Response by poster: Thanks so much, everyone. I'm not necessarily looking to get into the wedding industry in a big way, but this fell into my lap and seemed worth trying at least once. Your comments have been a big help to get me focused on some organizational/marketing things that I've been putting off. I'm used to vending at other events, and like to think I've got my own 'Attentive and personable but not pushy' presence pretty well worked out - it's definitely a balancing act.
posted by usonian at 9:06 AM on February 11, 2015

Response by poster: Follow-up: I did enough business at the show to cover the booth fee plus a little bit, but business at the event itself wasn't great. Per previous suggestions that was not necessarily unexpected since people were in info gathering mode, at least for something of such core importance as what the groom and/or his party's accessories. Many cards and price sheets were taken, and some of the interest/promises of followup business seemed pretty genuine, so it still remains to be seen whether it was worth it in the long run.

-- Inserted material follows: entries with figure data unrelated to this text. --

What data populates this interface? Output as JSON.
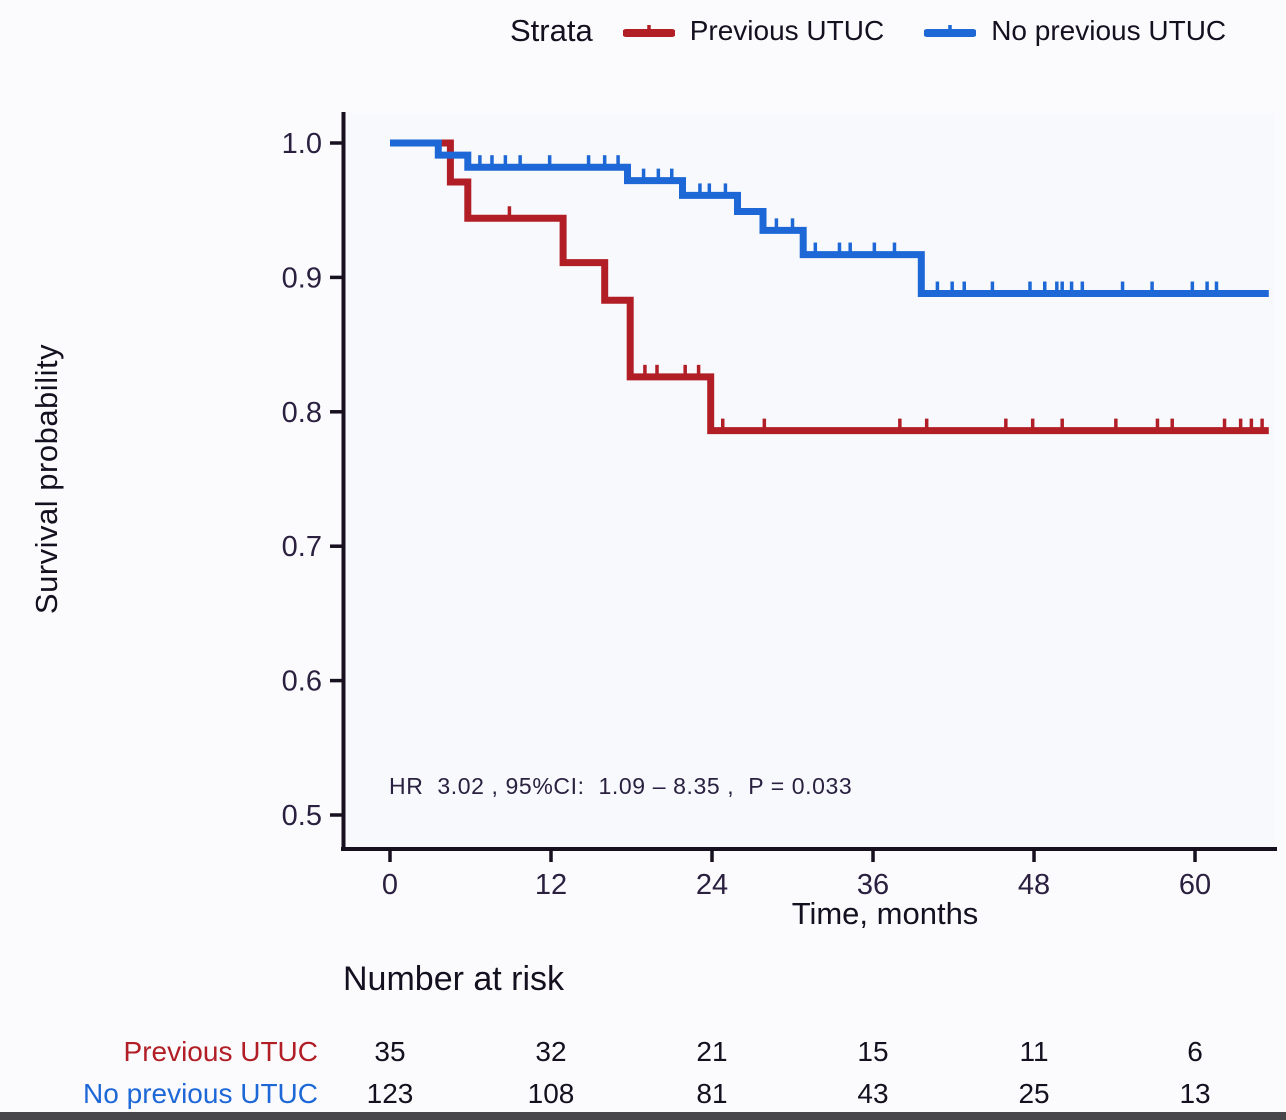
{
  "figure": {
    "legend": {
      "title": "Strata",
      "entries": [
        {
          "label": "Previous UTUC",
          "color": "#b11e26"
        },
        {
          "label": "No previous UTUC",
          "color": "#1d68d6"
        }
      ]
    }
  },
  "colors": {
    "red": "#b11e26",
    "blue": "#1d68d6",
    "axis": "#16101f",
    "tick_label": "#2b2040",
    "text": "#15101f",
    "panel": "#f8f9fc",
    "bottom_bar": "#47474b"
  },
  "chart_data": {
    "type": "line",
    "subtype": "kaplan-meier-step-curve",
    "title": "",
    "xlabel": "Time, months",
    "ylabel": "Survival probability",
    "x_ticks": [
      0,
      12,
      24,
      36,
      48,
      60
    ],
    "y_tick_labels": [
      "1.0",
      "0.9",
      "0.8",
      "0.7",
      "0.6",
      "0.5"
    ],
    "xlim": [
      0,
      65.5
    ],
    "ylim": [
      0.5,
      1.0
    ],
    "grid": false,
    "legend_position": "top",
    "legend_title": "Strata",
    "annotation": "HR  3.02 , 95%CI:  1.09 – 8.35 ,  P = 0.033",
    "series": [
      {
        "name": "Previous UTUC",
        "color": "#b11e26",
        "steps": [
          [
            0,
            1.0
          ],
          [
            4.5,
            1.0
          ],
          [
            4.5,
            0.971
          ],
          [
            5.8,
            0.971
          ],
          [
            5.8,
            0.944
          ],
          [
            12.9,
            0.944
          ],
          [
            12.9,
            0.911
          ],
          [
            16.0,
            0.911
          ],
          [
            16.0,
            0.883
          ],
          [
            17.9,
            0.883
          ],
          [
            17.9,
            0.826
          ],
          [
            23.9,
            0.826
          ],
          [
            23.9,
            0.786
          ],
          [
            65.5,
            0.786
          ]
        ],
        "censors": [
          [
            8.9,
            0.944
          ],
          [
            19.0,
            0.826
          ],
          [
            19.9,
            0.826
          ],
          [
            22.0,
            0.826
          ],
          [
            23.0,
            0.826
          ],
          [
            24.8,
            0.786
          ],
          [
            27.9,
            0.786
          ],
          [
            38.0,
            0.786
          ],
          [
            40.0,
            0.786
          ],
          [
            45.9,
            0.786
          ],
          [
            47.9,
            0.786
          ],
          [
            50.1,
            0.786
          ],
          [
            54.1,
            0.786
          ],
          [
            57.2,
            0.786
          ],
          [
            58.3,
            0.786
          ],
          [
            62.2,
            0.786
          ],
          [
            63.4,
            0.786
          ],
          [
            64.2,
            0.786
          ],
          [
            65.0,
            0.786
          ]
        ]
      },
      {
        "name": "No previous UTUC",
        "color": "#1d68d6",
        "steps": [
          [
            0,
            1.0
          ],
          [
            3.6,
            1.0
          ],
          [
            3.6,
            0.991
          ],
          [
            5.8,
            0.991
          ],
          [
            5.8,
            0.982
          ],
          [
            17.7,
            0.982
          ],
          [
            17.7,
            0.972
          ],
          [
            21.8,
            0.972
          ],
          [
            21.8,
            0.961
          ],
          [
            25.9,
            0.961
          ],
          [
            25.9,
            0.949
          ],
          [
            27.8,
            0.949
          ],
          [
            27.8,
            0.935
          ],
          [
            30.8,
            0.935
          ],
          [
            30.8,
            0.917
          ],
          [
            39.6,
            0.917
          ],
          [
            39.6,
            0.888
          ],
          [
            65.5,
            0.888
          ]
        ],
        "censors": [
          [
            6.7,
            0.982
          ],
          [
            7.6,
            0.982
          ],
          [
            8.6,
            0.982
          ],
          [
            9.7,
            0.982
          ],
          [
            11.9,
            0.982
          ],
          [
            14.8,
            0.982
          ],
          [
            16.0,
            0.982
          ],
          [
            17.0,
            0.982
          ],
          [
            18.9,
            0.972
          ],
          [
            20.0,
            0.972
          ],
          [
            21.0,
            0.972
          ],
          [
            23.1,
            0.961
          ],
          [
            23.8,
            0.961
          ],
          [
            25.0,
            0.961
          ],
          [
            28.8,
            0.935
          ],
          [
            30.0,
            0.935
          ],
          [
            31.7,
            0.917
          ],
          [
            33.5,
            0.917
          ],
          [
            34.3,
            0.917
          ],
          [
            36.1,
            0.917
          ],
          [
            37.6,
            0.917
          ],
          [
            40.8,
            0.888
          ],
          [
            41.9,
            0.888
          ],
          [
            42.8,
            0.888
          ],
          [
            44.9,
            0.888
          ],
          [
            47.7,
            0.888
          ],
          [
            48.8,
            0.888
          ],
          [
            49.7,
            0.888
          ],
          [
            50.1,
            0.888
          ],
          [
            50.8,
            0.888
          ],
          [
            51.6,
            0.888
          ],
          [
            54.6,
            0.888
          ],
          [
            56.8,
            0.888
          ],
          [
            59.8,
            0.888
          ],
          [
            60.9,
            0.888
          ],
          [
            61.6,
            0.888
          ]
        ]
      }
    ],
    "risk_table": {
      "title": "Number at risk",
      "times": [
        0,
        12,
        24,
        36,
        48,
        60
      ],
      "rows": [
        {
          "label": "Previous UTUC",
          "color": "#b11e26",
          "values": [
            35,
            32,
            21,
            15,
            11,
            6
          ]
        },
        {
          "label": "No previous UTUC",
          "color": "#1d68d6",
          "values": [
            123,
            108,
            81,
            43,
            25,
            13
          ]
        }
      ]
    }
  }
}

Things I'm pretty sure would have helped that I didn't pull together in time:
  • Photos of people modeling my ties
  • Sets of matching ties on display (although there were just as many people browsing who only wanted one tie for the groom.)
On the other hand, this particular event seemed to be more about decorations and services (lighting, catering, photography) and less about clothing; I got a pretty consistent sense of people being surprised to find my stuff there, to the extent that they didn't even know what to make of it. (Sort of like "Bow ties? But we already have a clip-on one from the tux rental place, we're all set.")

Everyone was lovely and it was a very well run event, but unless I'm deluged with follow-up orders in the next few months I'll probably stick to arts type fairs from now on - I could probably get a lot of wedding business if I retooled my approach to go after it specifically, but it wouldn't be fun.